В Прато протекли последние девять или десять лет жизни Фиренцуолы. В Прато и во Флоренции, куда он часто наезжал, и жизнь, и физиономия его приобретают больше определенности. Нам удается схватить кое-какие важные контуры.
Флоренция после 1530 года уже не была республикой. Тот самый папа Климент, который с таким удовольствием слушал чтение непристойных новелл, с помощью испанской армии сломил сопротивление Коммуны и посадил в городе Алессандро Медичи, который был не то его племянником, не то просто сыном. Алессандро круто взялся за руль и рядом последовательных ‘реформ’ в течение двух лет ликвидировал последние остатки старой республиканской конституции. Сделать это было тем легче, что город был совершенно обессилен экономически: от его огромных богатств не осталось почти ничего, ему нечем было сопротивляться против нажима новой экономической политики. А она загоняла в деревню остатки капиталов и возвещала новое социальное устройство, возврат к сословному делению и к восстановлению дворянства — все то, что было результатом наступившей уже феодальной реакции.

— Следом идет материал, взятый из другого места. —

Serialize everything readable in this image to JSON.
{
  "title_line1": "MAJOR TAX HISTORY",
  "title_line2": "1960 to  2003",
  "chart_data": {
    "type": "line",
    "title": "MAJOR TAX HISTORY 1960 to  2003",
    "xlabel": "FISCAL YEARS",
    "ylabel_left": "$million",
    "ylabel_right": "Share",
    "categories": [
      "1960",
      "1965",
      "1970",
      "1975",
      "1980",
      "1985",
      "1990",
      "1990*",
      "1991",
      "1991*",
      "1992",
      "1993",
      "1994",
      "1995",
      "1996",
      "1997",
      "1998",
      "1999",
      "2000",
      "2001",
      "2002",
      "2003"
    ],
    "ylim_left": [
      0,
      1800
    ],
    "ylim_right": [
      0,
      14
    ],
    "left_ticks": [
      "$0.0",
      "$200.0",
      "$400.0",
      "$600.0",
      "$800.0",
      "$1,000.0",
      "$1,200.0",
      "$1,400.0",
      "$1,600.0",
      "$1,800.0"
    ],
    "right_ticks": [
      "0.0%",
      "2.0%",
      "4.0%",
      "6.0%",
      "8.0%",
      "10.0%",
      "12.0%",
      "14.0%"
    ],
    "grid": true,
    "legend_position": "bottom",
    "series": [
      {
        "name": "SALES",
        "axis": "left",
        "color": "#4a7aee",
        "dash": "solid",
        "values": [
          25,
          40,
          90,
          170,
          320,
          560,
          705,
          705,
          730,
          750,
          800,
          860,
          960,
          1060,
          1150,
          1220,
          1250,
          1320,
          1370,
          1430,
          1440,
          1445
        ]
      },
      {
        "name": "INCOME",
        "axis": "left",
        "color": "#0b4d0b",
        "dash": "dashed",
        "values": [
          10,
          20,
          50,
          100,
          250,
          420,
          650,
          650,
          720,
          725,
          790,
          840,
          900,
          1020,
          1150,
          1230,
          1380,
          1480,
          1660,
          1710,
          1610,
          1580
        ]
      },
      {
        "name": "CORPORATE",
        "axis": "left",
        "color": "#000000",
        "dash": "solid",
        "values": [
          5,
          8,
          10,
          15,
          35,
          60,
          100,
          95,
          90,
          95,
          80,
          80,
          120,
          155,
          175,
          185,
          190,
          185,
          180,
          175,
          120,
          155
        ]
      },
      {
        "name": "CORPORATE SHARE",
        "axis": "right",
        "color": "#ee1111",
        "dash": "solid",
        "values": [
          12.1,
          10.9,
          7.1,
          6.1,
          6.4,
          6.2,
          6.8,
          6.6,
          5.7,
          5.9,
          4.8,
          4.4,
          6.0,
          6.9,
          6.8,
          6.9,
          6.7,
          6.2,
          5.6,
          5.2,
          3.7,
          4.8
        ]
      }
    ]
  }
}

Когда в 1537 году Алессандро стал жертвой дворцового заговора и его место заступил Медичи другой линии, Козимо, сын кондотьера Джованни, вождя ‘черного отряда’, основная социально-политическая тенденция, поддерживавшаяся все время Испанией, укрепилась еще больше. Быт различных классов общества отразил все эти хозяйственные и социальные перемещения.
Годы, которые Фиренцуола прожил в Тоскане, в чудесном маленьком Прато, как раз были временем, когда Тоскана меняла вехи. И если вчитаться в его писания, мы найдем разбросанные в них черты и черточки, иллюстрирующие эту смену вех. В них есть моменты чрезвычайно важные не только с чисто литературной точки зрения, но и с общекультурной: иллюстрация того социального сдвига, свидетелем которого был автор.
Фиренцуола — отпрыск буржуазной семьи. Отец его и дед были представителями буржуазной интеллигенции. Прадед переселился во Флоренцию из родной Фиренцуолы в те времена, когда Козимо Медичи Старший набирал для города новых граждан взамен изгнанных сторонников Альбицци. И, конечно, все Фиренцуола были ревностными слугами Медичи. Высоких положений они не занимали, большими богатствами не владели, но жизнь вели обеспеченную и спокойную. Аньоло, получив милостями папы Медичи возможность существовать не нуждаясь ни в чем, разумеется, должен был, по примеру предков, быть приверженным к правящему дому. Нет ничего удивительного, что имя герцога Козимо много раз встречается в разных местах сочинений Фиренцуолы и всегда окруженное почтительными эпитетами. Но не это наиболее характерно, а то, какую жизнь и какие классы живописует аббат-новеллист там, где описывает современное ему общество.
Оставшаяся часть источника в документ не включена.